Al mismo tiempo, se intensificaron las preocupaciones en torno a la política monetaria y la sostenibilidad fiscal. La presión política sobre la Reserva Federal de EE. UU. para que recortara los tipos de interés a pesar de que la inflación se mantenía por encima del objetivo, junto con los niveles históricamente altos de deuda soberana, reavivaron las preocupaciones en torno a la devaluación de la moneda. Esta dinámica provocó fuertes entradas de ETF en oro, junto con un aumento de la demanda de lingotes y monedas físicas.
Un recordatorio de la fragilidad del oro
Si bien estos factores se han alineado para respaldar al oro, los recientes movimientos del mercado subrayan el potencial de volatilidad en caso de que cambie la confianza. En el último día de negociación de enero, los mercados reaccionaron con fuerza ante la sorprendente nominación de Kevin Warsh como próximo presidente de la Reserva Federal.
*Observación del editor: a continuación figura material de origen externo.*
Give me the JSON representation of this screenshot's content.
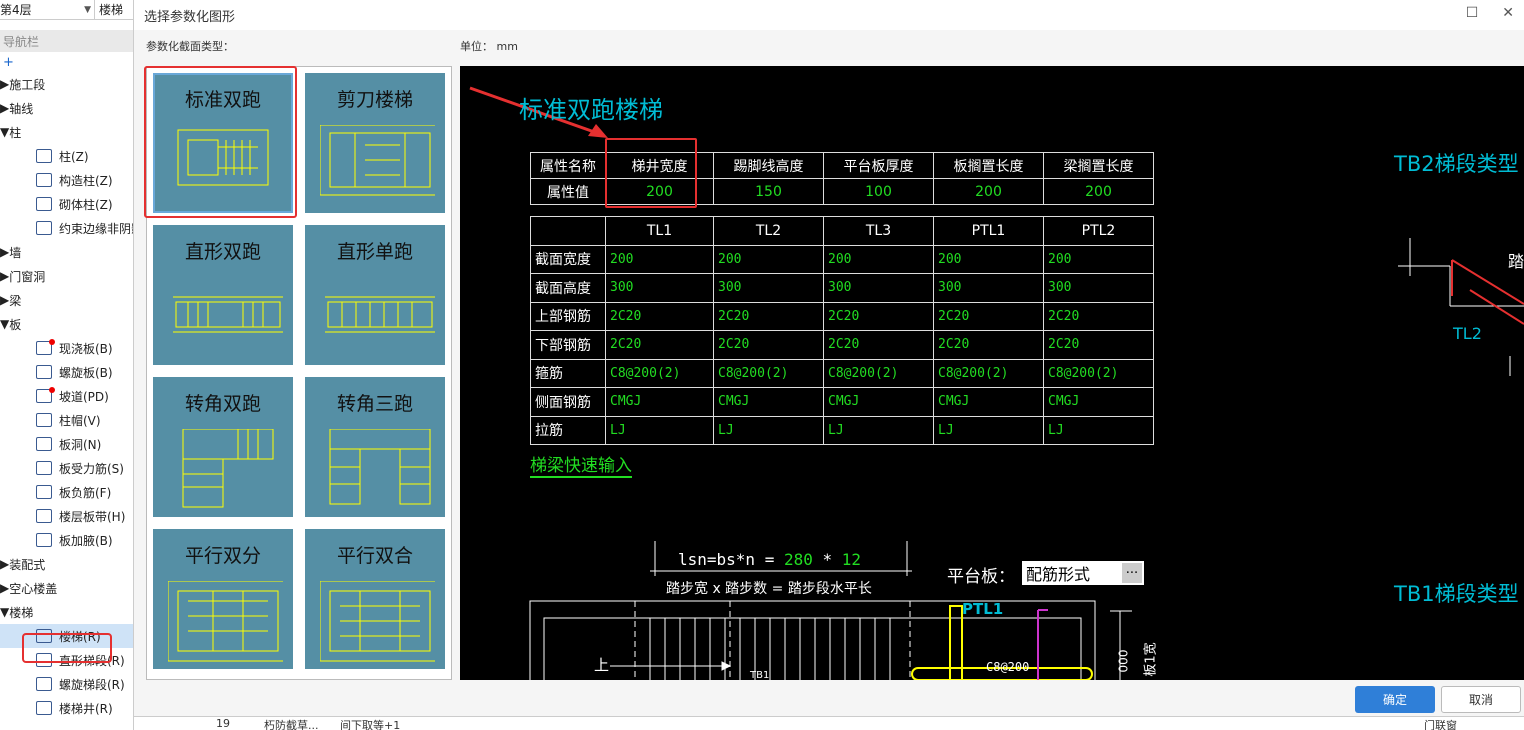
{
  "left_nav": {
    "floor_select": "第4层",
    "type_select": "楼梯",
    "nav_title": "导航栏",
    "add_symbol": "+",
    "items": [
      {
        "label": "施工段",
        "kind": "group",
        "icon": "caret-right"
      },
      {
        "label": "轴线",
        "kind": "group",
        "icon": "caret-right"
      },
      {
        "label": "柱",
        "kind": "group",
        "icon": "caret-down"
      },
      {
        "label": "柱(Z)",
        "kind": "sub",
        "icon": "column-icon"
      },
      {
        "label": "构造柱(Z)",
        "kind": "sub",
        "icon": "constructional-column-icon"
      },
      {
        "label": "砌体柱(Z)",
        "kind": "sub",
        "icon": "masonry-column-icon"
      },
      {
        "label": "约束边缘非阴影",
        "kind": "sub",
        "icon": "edge-column-icon"
      },
      {
        "label": "墙",
        "kind": "group",
        "icon": "caret-right"
      },
      {
        "label": "门窗洞",
        "kind": "group",
        "icon": "caret-right"
      },
      {
        "label": "梁",
        "kind": "group",
        "icon": "caret-right"
      },
      {
        "label": "板",
        "kind": "group",
        "icon": "caret-down"
      },
      {
        "label": "现浇板(B)",
        "kind": "sub",
        "icon": "cast-slab-icon",
        "dot": true
      },
      {
        "label": "螺旋板(B)",
        "kind": "sub",
        "icon": "spiral-slab-icon"
      },
      {
        "label": "坡道(PD)",
        "kind": "sub",
        "icon": "ramp-icon",
        "dot": true
      },
      {
        "label": "柱帽(V)",
        "kind": "sub",
        "icon": "column-cap-icon"
      },
      {
        "label": "板洞(N)",
        "kind": "sub",
        "icon": "slab-hole-icon"
      },
      {
        "label": "板受力筋(S)",
        "kind": "sub",
        "icon": "slab-rebar-icon"
      },
      {
        "label": "板负筋(F)",
        "kind": "sub",
        "icon": "negative-rebar-icon"
      },
      {
        "label": "楼层板带(H)",
        "kind": "sub",
        "icon": "slab-strip-icon"
      },
      {
        "label": "板加腋(B)",
        "kind": "sub",
        "icon": "haunch-icon"
      },
      {
        "label": "装配式",
        "kind": "group",
        "icon": "caret-right"
      },
      {
        "label": "空心楼盖",
        "kind": "group",
        "icon": "caret-right"
      },
      {
        "label": "楼梯",
        "kind": "group",
        "icon": "caret-down"
      },
      {
        "label": "楼梯(R)",
        "kind": "sub",
        "icon": "stair-icon",
        "selected": true
      },
      {
        "label": "直形梯段(R)",
        "kind": "sub",
        "icon": "straight-flight-icon"
      },
      {
        "label": "螺旋梯段(R)",
        "kind": "sub",
        "icon": "spiral-flight-icon"
      },
      {
        "label": "楼梯井(R)",
        "kind": "sub",
        "icon": "stairwell-icon"
      }
    ]
  },
  "dialog": {
    "title": "选择参数化图形",
    "section_label": "参数化截面类型：",
    "unit_label": "单位：",
    "unit_value": "mm",
    "ok_label": "确定",
    "cancel_label": "取消",
    "max_symbol": "☐",
    "close_symbol": "✕",
    "thumbnails": [
      {
        "name": "标准双跑",
        "selected": true
      },
      {
        "name": "剪刀楼梯"
      },
      {
        "name": "直形双跑"
      },
      {
        "name": "直形单跑"
      },
      {
        "name": "转角双跑"
      },
      {
        "name": "转角三跑"
      },
      {
        "name": "平行双分"
      },
      {
        "name": "平行双合"
      }
    ]
  },
  "cad": {
    "title": "标准双跑楼梯",
    "attr_table": {
      "headers": [
        "属性名称",
        "梯井宽度",
        "踢脚线高度",
        "平台板厚度",
        "板搁置长度",
        "梁搁置长度"
      ],
      "row_label": "属性值",
      "values": [
        "200",
        "150",
        "100",
        "200",
        "200"
      ]
    },
    "beam_table": {
      "columns": [
        "TL1",
        "TL2",
        "TL3",
        "PTL1",
        "PTL2"
      ],
      "rows": [
        {
          "label": "截面宽度",
          "values": [
            "200",
            "200",
            "200",
            "200",
            "200"
          ]
        },
        {
          "label": "截面高度",
          "values": [
            "300",
            "300",
            "300",
            "300",
            "300"
          ]
        },
        {
          "label": "上部钢筋",
          "values": [
            "2C20",
            "2C20",
            "2C20",
            "2C20",
            "2C20"
          ]
        },
        {
          "label": "下部钢筋",
          "values": [
            "2C20",
            "2C20",
            "2C20",
            "2C20",
            "2C20"
          ]
        },
        {
          "label": "箍筋",
          "values": [
            "C8@200(2)",
            "C8@200(2)",
            "C8@200(2)",
            "C8@200(2)",
            "C8@200(2)"
          ]
        },
        {
          "label": "侧面钢筋",
          "values": [
            "CMGJ",
            "CMGJ",
            "CMGJ",
            "CMGJ",
            "CMGJ"
          ]
        },
        {
          "label": "拉筋",
          "values": [
            "LJ",
            "LJ",
            "LJ",
            "LJ",
            "LJ"
          ]
        }
      ]
    },
    "quick_input_link": "梯梁快速输入",
    "formula_prefix": "lsn=bs*n = ",
    "formula_bs": "280",
    "formula_mult": " * ",
    "formula_n": "12",
    "formula_desc": "踏步宽 x 踏步数 = 踏步段水平长",
    "platform_label": "平台板：",
    "platform_value": "配筋形式",
    "more_symbol": "···",
    "tb2_label": "TB2梯段类型",
    "tb1_label": "TB1梯段类型",
    "tl2_label": "TL2",
    "tb2_side_text": "踏",
    "ptl1_label": "PTL1",
    "stirrup_label": "C8@200",
    "up_label": "上",
    "tb1_small": "TB1",
    "dim_text": "000",
    "side_text": "板1宽"
  },
  "bg_strip": {
    "row_num": "19",
    "col1": "朽防截草...",
    "col2": "间下取等+1",
    "col3": "门联窗"
  }
}
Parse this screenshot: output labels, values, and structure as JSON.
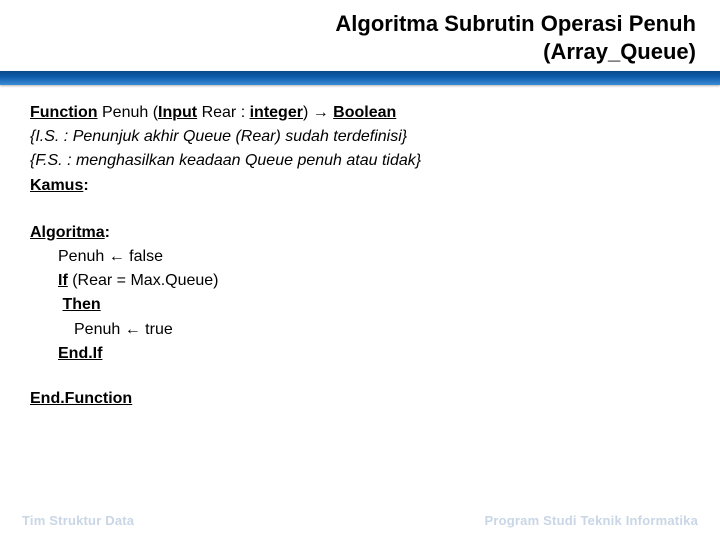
{
  "header": {
    "title_line1": "Algoritma Subrutin Operasi Penuh",
    "title_line2": "(Array_Queue)"
  },
  "sig": {
    "function_kw": "Function",
    "name_space": "  Penuh (",
    "input_kw": "Input",
    "params_text": " Rear : ",
    "type_kw": "integer",
    "close_paren": ")",
    "arrow": " → ",
    "return_kw": "Boolean"
  },
  "states": {
    "is": "{I.S. : Penunjuk akhir Queue (Rear) sudah terdefinisi}",
    "fs": "{F.S. : menghasilkan keadaan Queue penuh atau tidak}"
  },
  "kamus": {
    "label": "Kamus",
    "colon": ":"
  },
  "algoritma": {
    "label": "Algoritma",
    "colon": ":",
    "l1_a": "Penuh ",
    "l1_arrow": "←",
    "l1_b": " false",
    "l2_if": "If",
    "l2_cond": " (Rear = Max.Queue)",
    "l3_then": "Then",
    "l4_a": "Penuh ",
    "l4_arrow": "←",
    "l4_b": " true",
    "l5_endif": "End.If"
  },
  "endfn": "End.Function",
  "footer": {
    "left": "Tim Struktur Data",
    "right": "Program Studi Teknik Informatika"
  }
}
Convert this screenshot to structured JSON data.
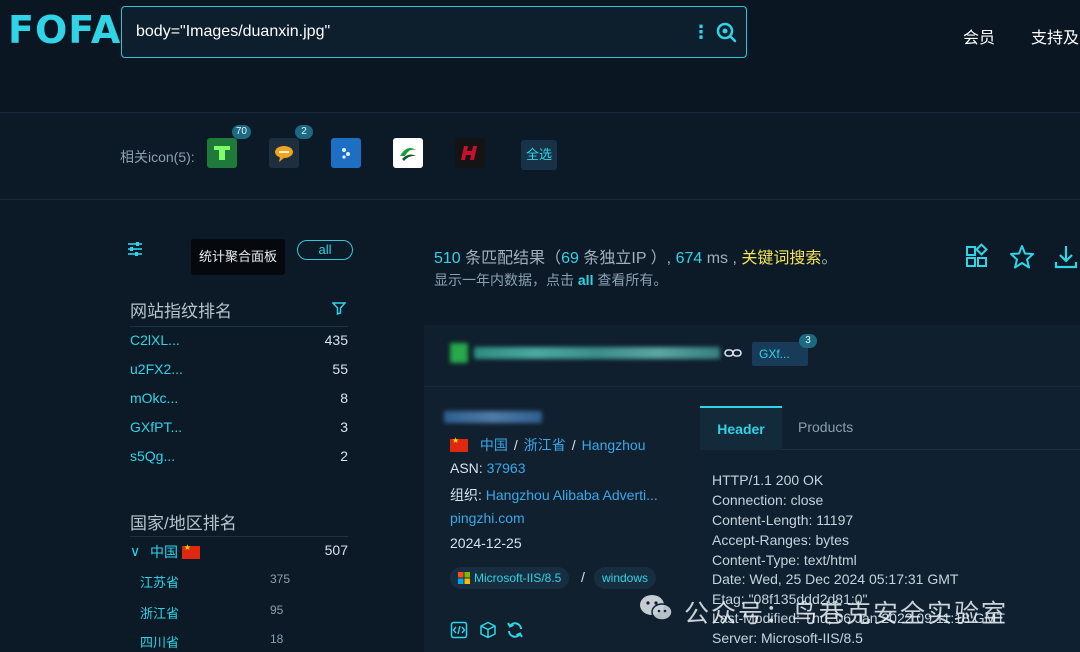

Considerado un responsable político más ortodoxo y menos influenciado por la política, la nominación de Warsh desafió la narrativa predominante sobre la devaluación del dólar (Debasement trade).

Además, a pesar del respaldo continuo al oro físico, Aberdeen señala que sigue siendo necesario actuar con cautela con respecto a las acciones de las mineras de oro y cree que, a largo plazo, a los inversores les ha convenido más poseer oro físico que acciones de mineras. El aumento de los precios de las materias primas suele ir acompañado de un aumento de los costes de los insumos, lo que erosiona los márgenes y diluye el apalancamiento operativo.
Además, según Aberdeen, el sector minero aurífero tiene un historial deficiente en materia de asignación de capital, caracterizado a menudo por fusiones y adquisiciones que aportan poco valor y por inversiones de crecimiento inoportunas. En las últimas dos décadas, el oro físico ha superado a las acciones mineras auríferas, incluso después de tener en cuenta los dividendos.